Personal information
- Full name: Alan Jewell
- Born: 19 February 1932
- Died: 22 August 2017 (aged 85)
- Original team: Mansfield
- Height: 180 cm (5 ft 11 in)
- Weight: 78 kg (172 lb)

Playing career^{1}
- Years: Club / Games (Goals)
- 1955: Hawthorn / 2 (0)
- ^{1} Playing statistics correct to the end of 1955.

= Alan Jewell =

Australian rules footballer

Alan Jewell (19 February 1932 – 22 August 2017) was an Australian rules footballer who played for the Hawthorn Football Club in the Victorian Football League (VFL).

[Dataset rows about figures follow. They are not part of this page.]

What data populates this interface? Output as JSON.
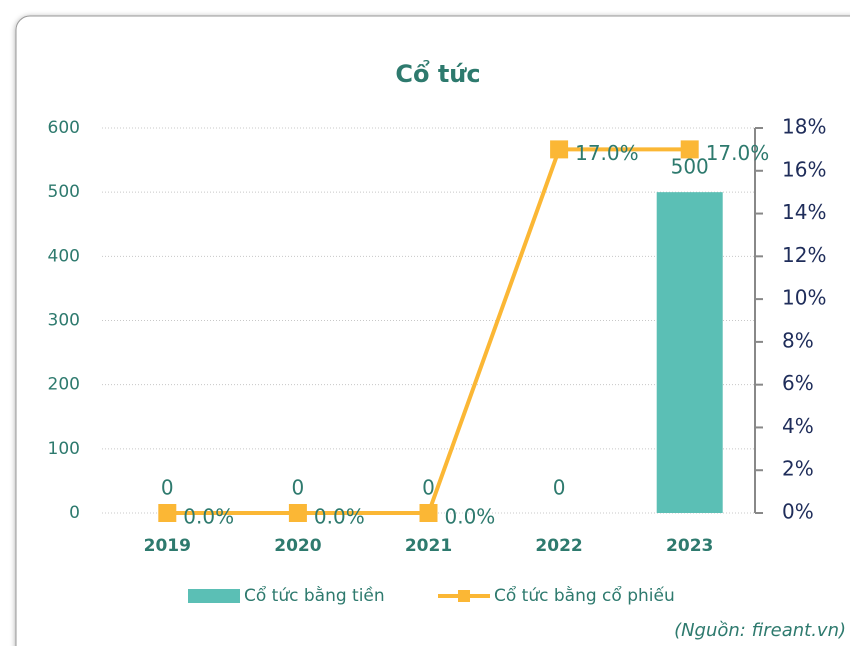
{
  "chart_data": {
    "type": "bar",
    "title": "Cổ tức",
    "categories": [
      "2019",
      "2020",
      "2021",
      "2022",
      "2023"
    ],
    "series": [
      {
        "name": "Cổ tức bằng tiền",
        "type": "bar",
        "color": "#5bbfb5",
        "values": [
          0,
          0,
          0,
          0,
          500
        ]
      },
      {
        "name": "Cổ tức bằng cổ phiếu",
        "type": "line",
        "axis": "y2",
        "color": "#fbb735",
        "values": [
          0,
          0,
          0,
          17,
          17
        ],
        "value_labels": [
          "0.0%",
          "0.0%",
          "0.0%",
          "17.0%",
          "17.0%"
        ]
      }
    ],
    "ylim": [
      0,
      600
    ],
    "yticks": [
      0,
      100,
      200,
      300,
      400,
      500,
      600
    ],
    "y2lim": [
      0,
      18
    ],
    "y2ticks": [
      {
        "value": 0,
        "label": "0%"
      },
      {
        "value": 2,
        "label": "2%"
      },
      {
        "value": 4,
        "label": "4%"
      },
      {
        "value": 6,
        "label": "6%"
      },
      {
        "value": 8,
        "label": "8%"
      },
      {
        "value": 10,
        "label": "10%"
      },
      {
        "value": 12,
        "label": "12%"
      },
      {
        "value": 14,
        "label": "14%"
      },
      {
        "value": 16,
        "label": "16%"
      },
      {
        "value": 18,
        "label": "18%"
      }
    ],
    "grid": true,
    "legend": "bottom",
    "source": "(Nguồn: fireant.vn)"
  }
}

Originally from Mansfield, where he was best on ground in their 1951 Waranga North East Football Association grand final win over Euroa and was a member of their 1953 and 1954 Waranga North East Football Association premiership teams before joining Hawthorn in 1955. Coming on the back of a 102 goal season with Mansfield, Jewell was recruited as a full forward. Even though he displayed good form in the early season practice matches, Jewell struggled in the official in the two games he played and pull the pin and returned to Mansfield at the end of the season. In 1956 Brighton (VFA) recruited him mid-year and played four games and kicked 9 goals.